Perhaps this loneliness is a ricochet from my peak experience in Ventura. After the great gig with PMO, we crossed the street and there was a bar there with two bands playing on two different floors. One of the sweet guys in PMO said, hey, you should sit in with them. I did, even though I had no mic, and it was perfect. Exactly what I had said I wanted to do on the way down to Ventura. The next day I woke up early and ran on the beach, then swam in the pool and sat in the hot tub under the swaying palms. On all levels, it was fabulous. And I had managed to have enough money on my credit card to eat and even buy a Ventura sticker for my car. I realize that sounds very sad-sacky but it’s the truth, and in fact it’s a blessing.

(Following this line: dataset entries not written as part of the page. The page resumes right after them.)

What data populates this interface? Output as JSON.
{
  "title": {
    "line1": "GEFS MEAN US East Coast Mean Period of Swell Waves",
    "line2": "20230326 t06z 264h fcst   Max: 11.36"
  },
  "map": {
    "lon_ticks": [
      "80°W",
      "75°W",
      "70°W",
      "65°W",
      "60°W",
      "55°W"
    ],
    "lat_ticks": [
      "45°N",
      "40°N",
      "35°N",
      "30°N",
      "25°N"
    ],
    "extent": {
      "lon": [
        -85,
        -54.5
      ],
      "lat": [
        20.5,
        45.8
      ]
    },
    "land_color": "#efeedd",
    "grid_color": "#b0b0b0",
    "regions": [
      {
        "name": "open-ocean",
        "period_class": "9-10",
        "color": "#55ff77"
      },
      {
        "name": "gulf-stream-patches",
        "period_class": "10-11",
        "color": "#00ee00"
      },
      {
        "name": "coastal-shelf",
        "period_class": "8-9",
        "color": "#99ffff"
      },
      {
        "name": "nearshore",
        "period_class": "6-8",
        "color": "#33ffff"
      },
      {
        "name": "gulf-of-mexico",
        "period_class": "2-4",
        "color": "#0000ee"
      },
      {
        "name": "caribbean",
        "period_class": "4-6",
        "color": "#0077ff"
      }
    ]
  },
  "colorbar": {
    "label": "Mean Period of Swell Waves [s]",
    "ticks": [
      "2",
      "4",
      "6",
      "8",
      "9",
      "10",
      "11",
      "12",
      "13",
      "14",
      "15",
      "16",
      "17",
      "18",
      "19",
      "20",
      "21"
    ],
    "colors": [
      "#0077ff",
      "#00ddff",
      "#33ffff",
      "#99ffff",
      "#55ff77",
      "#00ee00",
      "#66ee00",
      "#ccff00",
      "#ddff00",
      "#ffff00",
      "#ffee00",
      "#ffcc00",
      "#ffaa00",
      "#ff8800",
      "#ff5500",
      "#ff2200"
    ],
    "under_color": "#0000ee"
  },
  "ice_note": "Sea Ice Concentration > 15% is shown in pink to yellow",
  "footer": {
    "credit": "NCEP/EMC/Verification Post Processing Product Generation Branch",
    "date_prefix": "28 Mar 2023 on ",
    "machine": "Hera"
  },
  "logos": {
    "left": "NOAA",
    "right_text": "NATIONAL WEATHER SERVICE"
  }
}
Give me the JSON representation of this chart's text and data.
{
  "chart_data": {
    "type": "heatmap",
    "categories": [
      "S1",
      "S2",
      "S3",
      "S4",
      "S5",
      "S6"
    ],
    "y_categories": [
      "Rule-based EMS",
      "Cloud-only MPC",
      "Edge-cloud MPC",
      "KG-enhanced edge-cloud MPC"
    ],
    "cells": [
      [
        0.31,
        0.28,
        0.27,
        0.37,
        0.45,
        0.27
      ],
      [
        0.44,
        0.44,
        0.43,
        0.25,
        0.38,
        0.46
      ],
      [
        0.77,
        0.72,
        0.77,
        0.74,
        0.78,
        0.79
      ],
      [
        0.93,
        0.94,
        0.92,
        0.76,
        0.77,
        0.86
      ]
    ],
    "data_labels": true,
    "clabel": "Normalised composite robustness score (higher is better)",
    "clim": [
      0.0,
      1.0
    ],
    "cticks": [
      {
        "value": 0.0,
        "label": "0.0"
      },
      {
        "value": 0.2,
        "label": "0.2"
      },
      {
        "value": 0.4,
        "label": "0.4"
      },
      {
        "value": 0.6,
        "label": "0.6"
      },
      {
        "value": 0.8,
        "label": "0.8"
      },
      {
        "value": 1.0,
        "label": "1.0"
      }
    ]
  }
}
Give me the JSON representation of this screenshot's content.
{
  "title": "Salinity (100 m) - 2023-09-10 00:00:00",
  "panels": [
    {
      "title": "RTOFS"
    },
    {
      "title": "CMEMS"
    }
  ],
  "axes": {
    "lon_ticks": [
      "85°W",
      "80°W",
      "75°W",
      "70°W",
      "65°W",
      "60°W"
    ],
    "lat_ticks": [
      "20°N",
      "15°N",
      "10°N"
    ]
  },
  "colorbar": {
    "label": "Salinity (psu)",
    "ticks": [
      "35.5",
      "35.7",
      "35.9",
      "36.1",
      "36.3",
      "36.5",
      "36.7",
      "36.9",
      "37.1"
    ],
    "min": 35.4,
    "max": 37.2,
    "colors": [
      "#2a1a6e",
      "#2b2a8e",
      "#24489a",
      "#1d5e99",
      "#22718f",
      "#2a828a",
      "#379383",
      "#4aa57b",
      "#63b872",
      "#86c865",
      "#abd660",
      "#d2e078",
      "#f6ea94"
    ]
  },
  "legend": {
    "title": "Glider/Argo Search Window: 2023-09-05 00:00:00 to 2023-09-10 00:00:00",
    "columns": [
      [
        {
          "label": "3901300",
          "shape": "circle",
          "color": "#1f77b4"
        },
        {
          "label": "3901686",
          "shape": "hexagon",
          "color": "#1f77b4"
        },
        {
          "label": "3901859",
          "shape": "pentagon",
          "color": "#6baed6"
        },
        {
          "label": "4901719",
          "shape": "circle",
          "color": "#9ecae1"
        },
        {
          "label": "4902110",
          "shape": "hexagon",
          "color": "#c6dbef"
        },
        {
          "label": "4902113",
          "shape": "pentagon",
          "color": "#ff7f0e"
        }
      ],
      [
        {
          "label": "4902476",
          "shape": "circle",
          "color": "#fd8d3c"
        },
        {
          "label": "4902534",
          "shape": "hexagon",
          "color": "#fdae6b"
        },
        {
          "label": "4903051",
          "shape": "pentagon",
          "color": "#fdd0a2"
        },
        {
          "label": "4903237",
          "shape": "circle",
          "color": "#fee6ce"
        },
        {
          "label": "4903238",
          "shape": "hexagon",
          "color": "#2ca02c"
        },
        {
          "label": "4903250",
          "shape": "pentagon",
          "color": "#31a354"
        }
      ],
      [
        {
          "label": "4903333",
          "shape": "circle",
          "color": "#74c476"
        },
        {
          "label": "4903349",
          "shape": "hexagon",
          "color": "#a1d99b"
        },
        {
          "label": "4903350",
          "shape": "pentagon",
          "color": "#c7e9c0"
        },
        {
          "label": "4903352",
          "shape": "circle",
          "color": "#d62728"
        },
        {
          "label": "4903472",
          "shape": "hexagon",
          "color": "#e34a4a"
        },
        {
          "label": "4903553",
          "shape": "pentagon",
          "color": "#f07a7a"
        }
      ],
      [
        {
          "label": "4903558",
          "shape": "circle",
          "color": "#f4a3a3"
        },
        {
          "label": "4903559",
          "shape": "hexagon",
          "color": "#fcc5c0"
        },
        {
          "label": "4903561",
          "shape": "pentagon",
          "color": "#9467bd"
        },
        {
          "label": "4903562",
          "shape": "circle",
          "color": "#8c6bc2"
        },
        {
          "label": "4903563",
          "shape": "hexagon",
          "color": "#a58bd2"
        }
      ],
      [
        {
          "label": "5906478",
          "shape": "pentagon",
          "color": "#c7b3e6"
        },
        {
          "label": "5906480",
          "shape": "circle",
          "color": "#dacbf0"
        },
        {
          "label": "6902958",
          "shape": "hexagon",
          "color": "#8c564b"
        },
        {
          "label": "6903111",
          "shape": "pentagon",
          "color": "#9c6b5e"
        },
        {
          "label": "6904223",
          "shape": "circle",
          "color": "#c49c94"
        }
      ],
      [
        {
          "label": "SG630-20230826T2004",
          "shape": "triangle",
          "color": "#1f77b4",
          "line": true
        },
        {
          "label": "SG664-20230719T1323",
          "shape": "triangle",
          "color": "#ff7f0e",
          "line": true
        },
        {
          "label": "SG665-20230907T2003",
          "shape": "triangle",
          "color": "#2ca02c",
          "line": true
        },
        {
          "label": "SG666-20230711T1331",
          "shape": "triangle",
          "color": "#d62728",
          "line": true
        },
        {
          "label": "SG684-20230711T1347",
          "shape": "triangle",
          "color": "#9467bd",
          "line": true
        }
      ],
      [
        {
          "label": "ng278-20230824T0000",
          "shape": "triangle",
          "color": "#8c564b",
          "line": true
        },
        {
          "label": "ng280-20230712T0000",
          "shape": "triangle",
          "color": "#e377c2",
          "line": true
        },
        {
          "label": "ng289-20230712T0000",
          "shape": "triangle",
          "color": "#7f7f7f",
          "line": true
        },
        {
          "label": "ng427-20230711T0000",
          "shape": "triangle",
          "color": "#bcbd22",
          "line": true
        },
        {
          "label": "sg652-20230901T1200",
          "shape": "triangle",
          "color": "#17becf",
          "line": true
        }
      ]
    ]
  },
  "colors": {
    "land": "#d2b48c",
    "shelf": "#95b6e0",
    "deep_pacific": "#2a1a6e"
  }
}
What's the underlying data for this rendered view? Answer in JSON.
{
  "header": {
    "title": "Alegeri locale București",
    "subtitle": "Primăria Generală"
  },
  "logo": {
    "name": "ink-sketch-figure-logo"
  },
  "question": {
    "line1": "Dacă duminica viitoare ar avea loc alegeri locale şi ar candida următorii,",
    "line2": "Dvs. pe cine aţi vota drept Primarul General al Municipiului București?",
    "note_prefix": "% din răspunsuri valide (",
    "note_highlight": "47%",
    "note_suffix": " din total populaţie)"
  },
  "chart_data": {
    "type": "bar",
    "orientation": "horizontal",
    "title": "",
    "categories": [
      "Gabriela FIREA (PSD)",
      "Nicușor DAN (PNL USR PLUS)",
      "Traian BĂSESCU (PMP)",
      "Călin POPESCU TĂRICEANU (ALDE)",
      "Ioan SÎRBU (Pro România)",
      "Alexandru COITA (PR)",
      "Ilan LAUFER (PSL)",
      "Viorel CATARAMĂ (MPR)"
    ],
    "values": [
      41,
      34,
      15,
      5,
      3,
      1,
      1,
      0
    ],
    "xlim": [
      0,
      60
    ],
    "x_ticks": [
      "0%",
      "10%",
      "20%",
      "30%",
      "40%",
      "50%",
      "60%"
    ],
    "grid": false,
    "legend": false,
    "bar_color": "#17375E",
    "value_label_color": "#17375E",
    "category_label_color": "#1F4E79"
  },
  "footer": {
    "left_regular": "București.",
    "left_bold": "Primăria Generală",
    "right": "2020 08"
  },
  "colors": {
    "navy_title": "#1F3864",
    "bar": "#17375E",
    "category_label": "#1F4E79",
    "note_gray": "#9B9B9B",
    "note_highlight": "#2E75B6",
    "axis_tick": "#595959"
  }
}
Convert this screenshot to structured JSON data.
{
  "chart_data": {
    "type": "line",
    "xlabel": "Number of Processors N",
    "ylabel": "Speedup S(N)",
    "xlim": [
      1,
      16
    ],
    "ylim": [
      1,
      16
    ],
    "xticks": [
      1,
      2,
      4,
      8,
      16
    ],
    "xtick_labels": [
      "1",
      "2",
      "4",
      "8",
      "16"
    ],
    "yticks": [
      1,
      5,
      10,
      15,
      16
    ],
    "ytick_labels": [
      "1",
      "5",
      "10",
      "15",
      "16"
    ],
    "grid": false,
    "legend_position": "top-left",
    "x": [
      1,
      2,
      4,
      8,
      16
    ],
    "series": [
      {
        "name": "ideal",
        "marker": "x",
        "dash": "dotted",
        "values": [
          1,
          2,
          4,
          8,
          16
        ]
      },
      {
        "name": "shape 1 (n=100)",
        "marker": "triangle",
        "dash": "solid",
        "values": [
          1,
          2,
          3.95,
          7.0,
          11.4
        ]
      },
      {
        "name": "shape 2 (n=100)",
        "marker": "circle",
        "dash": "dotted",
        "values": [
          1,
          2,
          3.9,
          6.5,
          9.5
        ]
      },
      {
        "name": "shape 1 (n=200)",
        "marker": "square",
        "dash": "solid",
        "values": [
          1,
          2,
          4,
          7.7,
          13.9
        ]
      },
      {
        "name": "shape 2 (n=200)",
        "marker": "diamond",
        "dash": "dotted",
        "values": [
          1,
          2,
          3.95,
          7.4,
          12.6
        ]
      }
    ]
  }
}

Before the show in Ventura, I was talking with a man who is part of the Ventura music festival. He told me that every year he comes up to San Francisco and sees certain street musicians while his wife shops in Union Square. I loved this because one of my habits or compulsions is always giving money to street musicians. My family does it too, since they know how I feel about it. Well, this man took it to new levels. He saw a guy, pretty messed up, on the street playing a broken guitar. But he could see that the guy knew how to play and was good. After watching him for a bit, he asked, “Hey, would you like to fix that guitar?” The guy said, “Yeah, but who has money for that?”
“I’ll fix it for you, can you tell me where there’s a music store?
“You’d do that?”
He said yes, and he and the homeless guy walked half a block to a shabby downtown music store with a dusty, picked-over selection of guitar strings. He bought the strings and the shop installed them on the guitar for the homeless musician, who went back to the grimy sidewalk happily strumming his guitar. The Ventura man told me about another musician, a Caribbean steel pan player with an Irish-sounding name (if memory serves), whom he’d watched for years on Powell Street or thereabouts. I thought that was so cool, and frankly I have never heard a story like that — a San Francisco tourist who comes for the street musicians.
I don’t know how to wrap up this little rant but there you have it. Mind dump complete. And I do feel better because in the course of writing this I found a little of that elusive flow.